The attachment was an .AVI file.

He downloaded it through virus protection. It came up clean.

Janine was still there, still thinking. Still quiet. Still looking up.

Marcus opened the video file.

At first, he was confused. He looked at Janine, then over her head at the books on the top shelf, then back to the video.

Finally, connecting the dots.

Marcus turned the sort of gray that a dead man wears beneath the mortician’s makeup.

Fear stabbed him once again, freezing everything inside.

He closed the laptop.

It was a long time before he spoke again.

 

 

 

 

65

 

The horseshoe crab lay still, half beneath the receding wave. The tide was going out, leaving behind ocean detritus to bake in the South Carolina sun. The spiny ridge glistened along the domed shell as saltwater ran off.

A flower—yellow petals with a burgundy center—fell and stuck to the shell. The next wave knocked it off.

Cali clenched the flowers in both hands. Her toes sank in the sand as the water washed it from under her feet. When she was little, long before Nix was born, they lived on an island not too far from there. She remembered seeing—every morning when she looked for sand dollars with her mother—the beached horseshoe crabs, dead and dying. They’d flip them over and, sometimes, see a dead carcass stinking beneath.

A living fossil,
her father would say about the horseshoe crab.
One of the only things still alive that has fossils dating back 500 million years.

Cali wondered how they were living when they seemed to die so easily.

She wondered if a horseshoe crab cared when it died.

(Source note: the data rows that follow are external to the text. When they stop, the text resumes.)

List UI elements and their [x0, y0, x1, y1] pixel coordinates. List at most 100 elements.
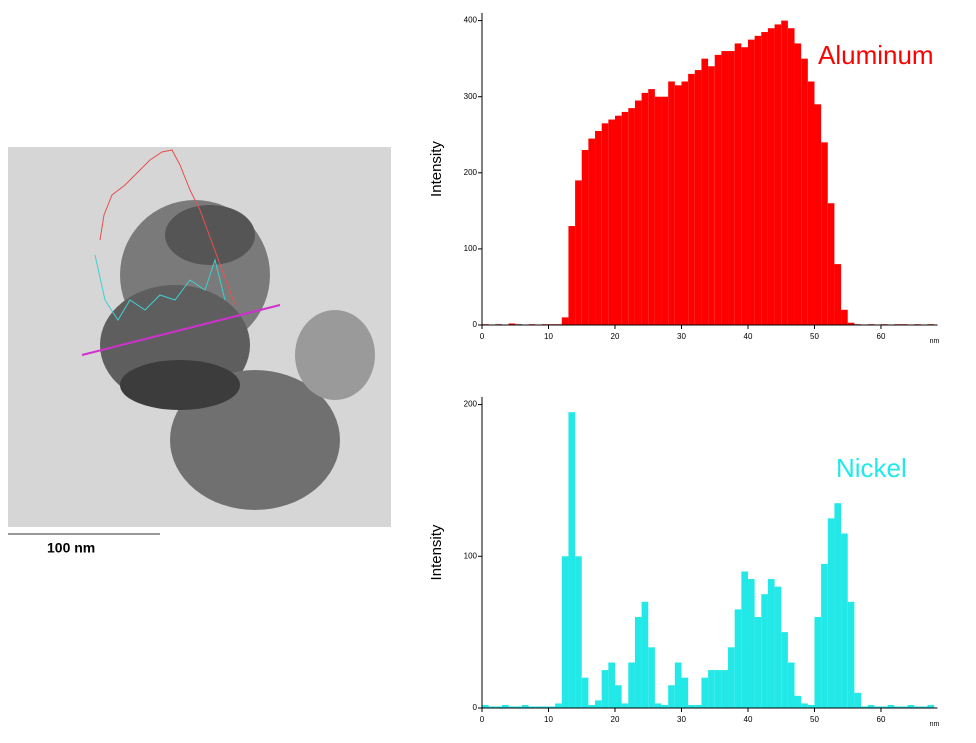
bar: [867, 704, 875, 708]
bar: [568, 226, 576, 325]
bar: [708, 670, 715, 708]
bar: [674, 85, 682, 325]
bar: [641, 92, 649, 325]
bar: [781, 632, 788, 708]
bar: [861, 706, 868, 708]
y-tick-label: 200: [464, 400, 478, 409]
bar: [801, 58, 808, 325]
bar: [708, 66, 715, 325]
y-tick-label: 300: [464, 92, 478, 101]
bar: [515, 706, 522, 708]
bar: [634, 100, 642, 325]
bar: [621, 111, 629, 326]
bar: [575, 180, 582, 325]
bar: [595, 130, 602, 325]
particle: [165, 205, 255, 265]
bar: [641, 601, 649, 708]
bar: [588, 138, 596, 325]
bar: [575, 556, 582, 708]
bar: [608, 119, 615, 325]
bar: [927, 704, 935, 708]
bar: [787, 662, 795, 708]
bar: [821, 563, 828, 708]
y-tick-label: 200: [464, 168, 478, 177]
bar: [854, 692, 862, 708]
bar: [595, 700, 602, 708]
bar: [747, 39, 755, 325]
bar: [767, 579, 775, 708]
bar: [488, 706, 496, 708]
bar: [841, 309, 848, 325]
scan-line: [81, 304, 281, 356]
x-tick-label: 20: [611, 332, 620, 341]
particle: [295, 310, 375, 400]
bar: [714, 670, 722, 708]
y-axis-label: Intensity: [428, 524, 445, 580]
y-tick-label: 400: [464, 16, 478, 25]
profile-line: [99, 149, 236, 306]
bar: [761, 594, 768, 708]
bar: [827, 518, 835, 708]
series-label: Nickel: [836, 453, 907, 483]
bar: [734, 43, 742, 325]
bar: [561, 317, 569, 325]
bar: [541, 706, 549, 708]
x-tick-label: 50: [810, 332, 819, 341]
bar: [521, 704, 529, 708]
bar: [794, 43, 802, 325]
bar: [528, 706, 536, 708]
bar: [754, 35, 762, 325]
bar: [614, 685, 622, 708]
y-tick-label: 0: [473, 703, 478, 712]
x-tick-label: 10: [544, 715, 553, 724]
bar: [621, 703, 629, 708]
bar: [774, 586, 782, 708]
bar: [601, 670, 609, 708]
bar: [920, 706, 928, 708]
x-tick-label: 30: [677, 715, 686, 724]
bar: [728, 51, 735, 326]
bar: [482, 704, 489, 708]
bar: [728, 647, 735, 708]
bar: [827, 203, 835, 325]
bar: [508, 323, 516, 325]
bar: [561, 556, 569, 708]
bar: [668, 685, 675, 708]
x-tick-label: 60: [877, 715, 886, 724]
bar: [681, 677, 689, 708]
bar: [661, 96, 669, 326]
x-tick-label: 50: [810, 715, 819, 724]
bar: [821, 142, 828, 325]
bar: [834, 503, 842, 708]
bar: [721, 670, 729, 708]
bar: [608, 662, 615, 708]
bar: [714, 54, 722, 325]
bar: [628, 108, 635, 325]
bar: [754, 616, 762, 708]
bar: [841, 533, 848, 708]
series-label: Aluminum: [818, 40, 934, 70]
scale-label: 100 nm: [47, 540, 95, 556]
bar: [914, 706, 921, 708]
bar: [674, 662, 682, 708]
bar: [495, 706, 502, 708]
bar: [654, 703, 662, 708]
particle: [120, 360, 240, 410]
bar: [508, 706, 516, 708]
bar: [701, 677, 709, 708]
bar: [721, 51, 729, 326]
bar: [581, 149, 589, 325]
bar: [847, 601, 855, 708]
bar: [535, 706, 542, 708]
bar: [688, 704, 695, 708]
profile-line: [94, 254, 226, 321]
bar: [741, 571, 748, 708]
bar: [807, 81, 815, 325]
bar: [781, 20, 788, 326]
bar: [801, 703, 808, 708]
y-axis-label: Intensity: [428, 141, 445, 197]
x-tick-label: 40: [744, 332, 753, 341]
bar: [761, 32, 768, 326]
bar: [614, 115, 622, 325]
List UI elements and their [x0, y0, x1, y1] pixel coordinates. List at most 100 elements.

Some kids screamed in the waves. Judging by their sunburns, they were on vacation. She did the math, figured they were Avery’s age. If she was still alive. She would do the math like that, whenever she saw kids. She’d do it for some time to come.

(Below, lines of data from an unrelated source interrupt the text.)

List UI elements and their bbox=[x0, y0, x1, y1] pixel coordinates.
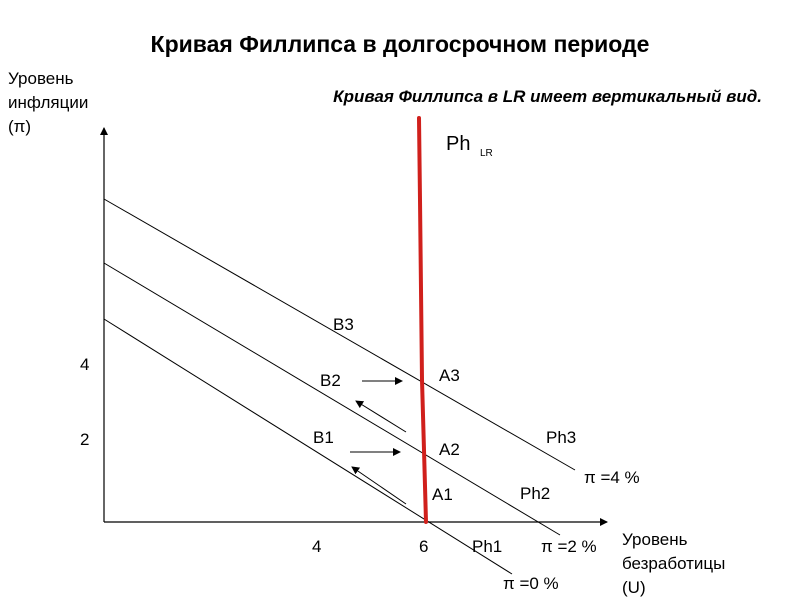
ph-lr-curve bbox=[417, 116, 428, 524]
ph1-expectation: π =0 % bbox=[503, 574, 559, 593]
x-tick-6: 6 bbox=[419, 537, 428, 556]
y-axis-label-line1: Уровень bbox=[8, 69, 74, 88]
ph-lr-subscript: LR bbox=[480, 148, 493, 159]
ph1-label: Ph1 bbox=[472, 537, 502, 556]
x-axis-label-line1: Уровень bbox=[622, 530, 688, 549]
ph3-label: Ph3 bbox=[546, 428, 576, 447]
point-b3-label: B3 bbox=[333, 315, 354, 334]
point-b2-label: B2 bbox=[320, 371, 341, 390]
y-axis-label-line2: инфляции bbox=[8, 93, 88, 112]
ph2-label: Ph2 bbox=[520, 484, 550, 503]
ph1-curve bbox=[103, 318, 513, 575]
x-tick-4: 4 bbox=[312, 537, 321, 556]
y-tick-2: 2 bbox=[80, 430, 89, 449]
y-axis-label-line3: (π) bbox=[8, 117, 31, 136]
x-axis-label-line3: (U) bbox=[622, 578, 646, 597]
y-tick-4: 4 bbox=[80, 355, 89, 374]
ph3-curve bbox=[103, 198, 576, 471]
point-b1-label: B1 bbox=[313, 428, 334, 447]
arrow-a1-to-b1 bbox=[351, 466, 407, 505]
ph3-expectation: π =4 % bbox=[584, 468, 640, 487]
diagram-subtitle: Кривая Филлипса в LR имеет вертикальный … bbox=[333, 87, 762, 106]
point-a3-label: A3 bbox=[439, 366, 460, 385]
diagram-title: Кривая Филлипса в долгосрочном периоде bbox=[151, 31, 650, 57]
ph2-expectation: π =2 % bbox=[541, 537, 597, 556]
ph-lr-label: Ph bbox=[446, 133, 470, 155]
point-a1-label: A1 bbox=[432, 485, 453, 504]
x-axis-label-line2: безработицы bbox=[622, 554, 725, 573]
ph2-curve bbox=[103, 262, 561, 536]
arrow-a2-to-b2 bbox=[355, 400, 407, 433]
point-a2-label: A2 bbox=[439, 440, 460, 459]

The curtain had been lifted. No more giggles. No more hugs.

Avery is gone.

She’d been gone a long time.

Cali remembered laying daisies where she was buried. She’d picked them out of a neighbor’s yard. Didn’t ask, just wandered through and grabbed a bundle. No one stopped her from such eccentricities, not when they knew what happened. They looked much like the flowers she was now dropping into the water, watching the waves drag them out.

Watching them go to the ocean.

Watching them disappear. Forever.

Nix’s shadow covered the horseshoe crab. He remained silent until the last flower fell. It stuck on the sand. The next wave pushed it between Cali’s toes. It bobbed in place, waving at them until the wave receded. The foam took it under. The color paled beneath the green wash.

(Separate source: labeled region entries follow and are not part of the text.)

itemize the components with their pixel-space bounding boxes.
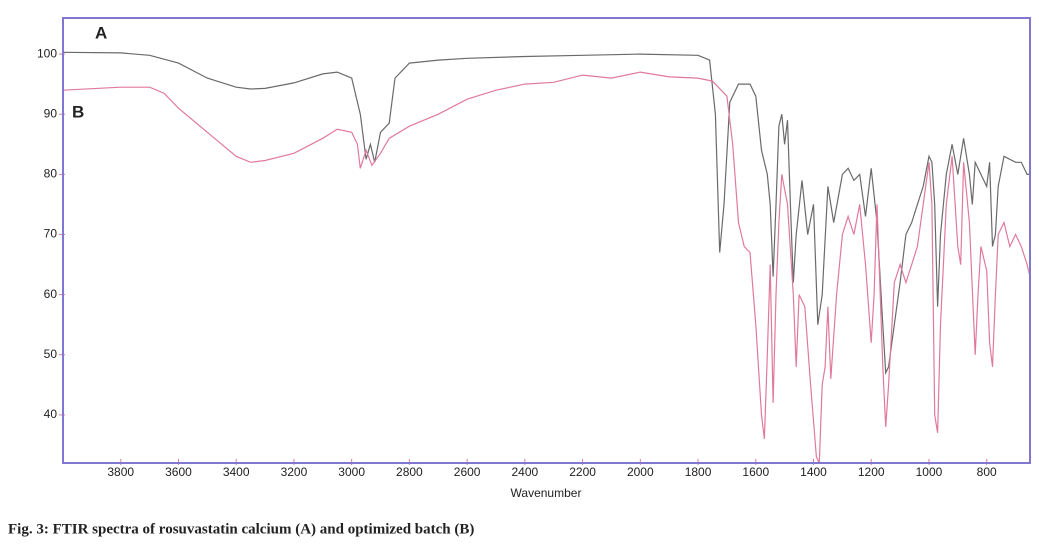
y-tick-label: 70	[44, 227, 58, 241]
x-axis-label: Wavenumber	[511, 486, 582, 500]
caption: Fig. 3: FTIR spectra of rosuvastatin cal…	[8, 521, 474, 537]
plot-frame	[62, 17, 1031, 464]
x-tick-label: 1000	[916, 465, 943, 479]
x-tick-label: 1800	[685, 465, 712, 479]
x-tick-label: 800	[977, 465, 997, 479]
y-tick-label: 50	[44, 347, 58, 361]
x-tick-label: 1600	[742, 465, 769, 479]
x-tick-label: 3800	[107, 465, 134, 479]
y-tick-label: 80	[44, 167, 58, 181]
x-tick-label: 2600	[454, 465, 481, 479]
y-tick-label: 40	[44, 407, 58, 421]
annotation: A	[95, 23, 107, 42]
y-tick-label: 100	[37, 46, 57, 60]
x-tick-label: 3400	[223, 465, 250, 479]
x-tick-label: 3600	[165, 465, 192, 479]
x-tick-label: 2000	[627, 465, 654, 479]
x-tick-label: 2800	[396, 465, 423, 479]
y-tick-label: 90	[44, 106, 58, 120]
x-tick-label: 1200	[858, 465, 885, 479]
x-tick-label: 3000	[338, 465, 365, 479]
x-tick-label: 3200	[281, 465, 308, 479]
x-tick-label: 2400	[511, 465, 538, 479]
y-tick-label: 60	[44, 287, 58, 301]
spectrum-line	[62, 71, 1031, 464]
x-tick-label: 2200	[569, 465, 596, 479]
spectrum-line	[62, 51, 1030, 376]
x-tick-label: 1400	[800, 465, 827, 479]
annotation: B	[72, 102, 84, 121]
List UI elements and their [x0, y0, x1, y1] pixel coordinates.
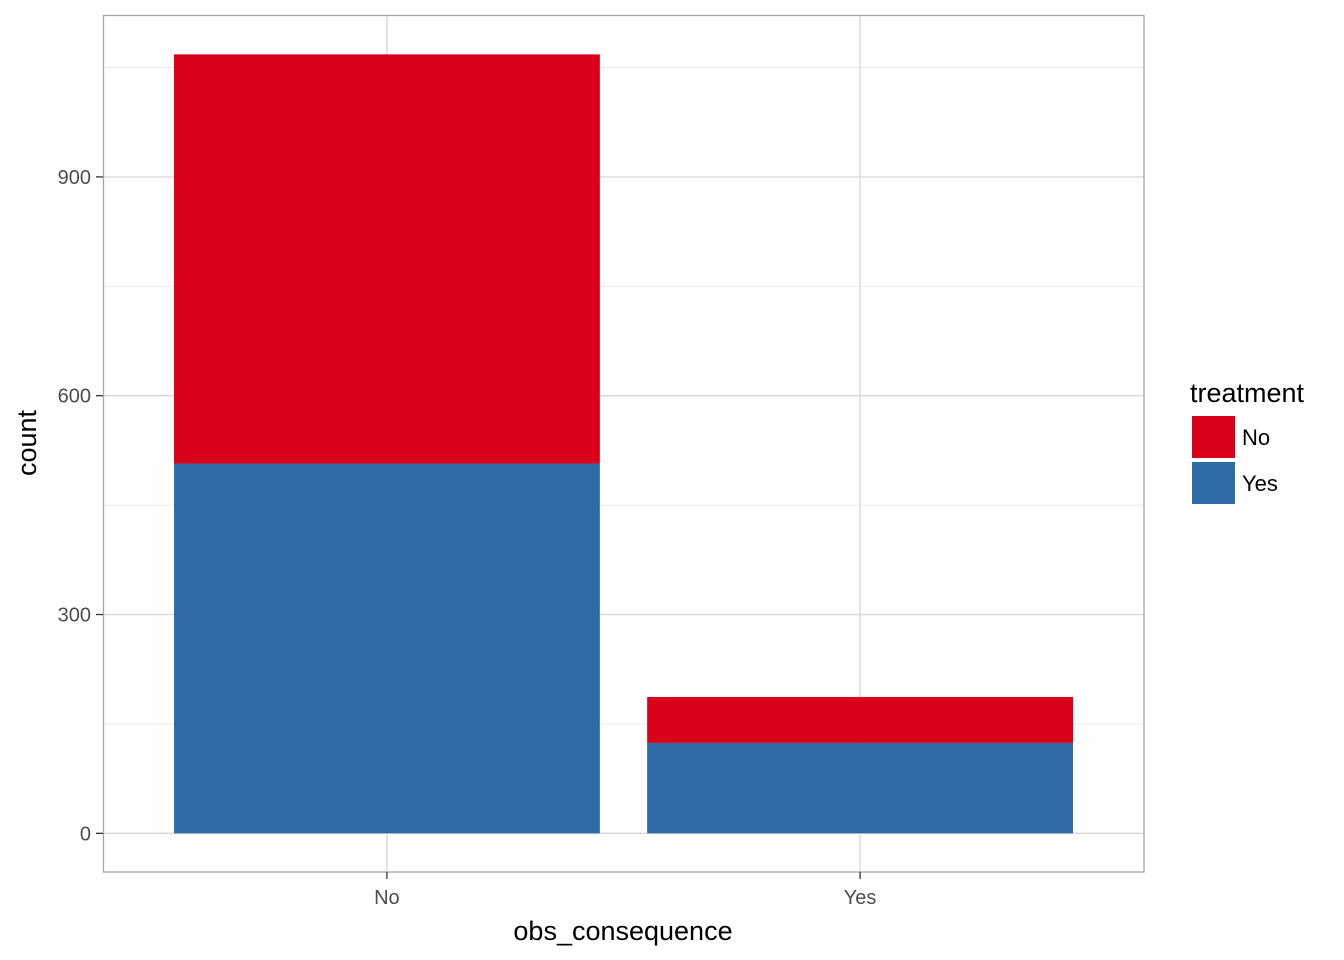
y-tick-label: 0	[80, 823, 91, 845]
bar-yes-no	[647, 696, 1074, 743]
y-tick-label: 900	[58, 167, 91, 189]
x-axis: No Yes	[374, 872, 876, 909]
bar-no-yes	[173, 463, 600, 834]
legend-label: No	[1242, 425, 1270, 450]
plot-border	[102, 14, 1145, 873]
y-tick-label: 600	[58, 386, 91, 408]
x-axis-title: obs_consequence	[513, 916, 732, 946]
y-axis: 0 300 600 900	[58, 167, 103, 845]
legend-key-no	[1192, 416, 1235, 458]
legend: treatment No Yes	[1190, 378, 1305, 504]
legend-title: treatment	[1190, 378, 1305, 408]
bar-yes-yes	[647, 742, 1074, 834]
y-axis-title: count	[12, 409, 42, 476]
legend-label: Yes	[1242, 471, 1278, 496]
x-tick-label: Yes	[844, 887, 877, 909]
legend-key-yes	[1192, 462, 1235, 504]
y-tick-label: 300	[58, 605, 91, 627]
bar-no-no	[173, 54, 600, 464]
bars	[173, 54, 1074, 834]
x-tick-label: No	[374, 887, 400, 909]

“I’ve got some food.” Nix held out an apple.

Cali took it. She picked at the sticker, shined the red skin with her thumb.

“You okay?” he asked.

She nodded. “Yeah.”

She took a bite, smiled. She said, once she swallowed, “You say hello to Raine for me?”

“Not yet.”

Guilt kept him from meeting her eyes when she brought up the dreamland. After all, he still had his delusion. Long ago, he would tell her all about the lagoon—the crystal water and black sands, the funneling waterfall and clear sky. And his beautiful girl. His best friend.

She knew what he was thinking. She could have that, too. Cali could create her own lagoon inside her head. The new breeds could make it as realistic as the sand beneath her feet, the water on her toes. The flowers in the water. She could have anyone there.

And I would never leave.

She had enough of illusions. She fooled herself for all these years, it was time to live right here and now. Perhaps there was nothing wrong with Nix’s lagoon. He insisted if there was something more to it, that it wasn’t just a lucid dream.

Delusions, though, can be pretty convincing.

“You sure you’re all right?” Nix asked.

Nod.

“You want to come in, grab some dinner?”

The sun touched the horizon. “Think I’ll go for a walk first.”

“You sure you should be out like this?” He looked around like Marcus Anderson might be on vacation down the beach. “I mean, shouldn’t we lay a little… lower?”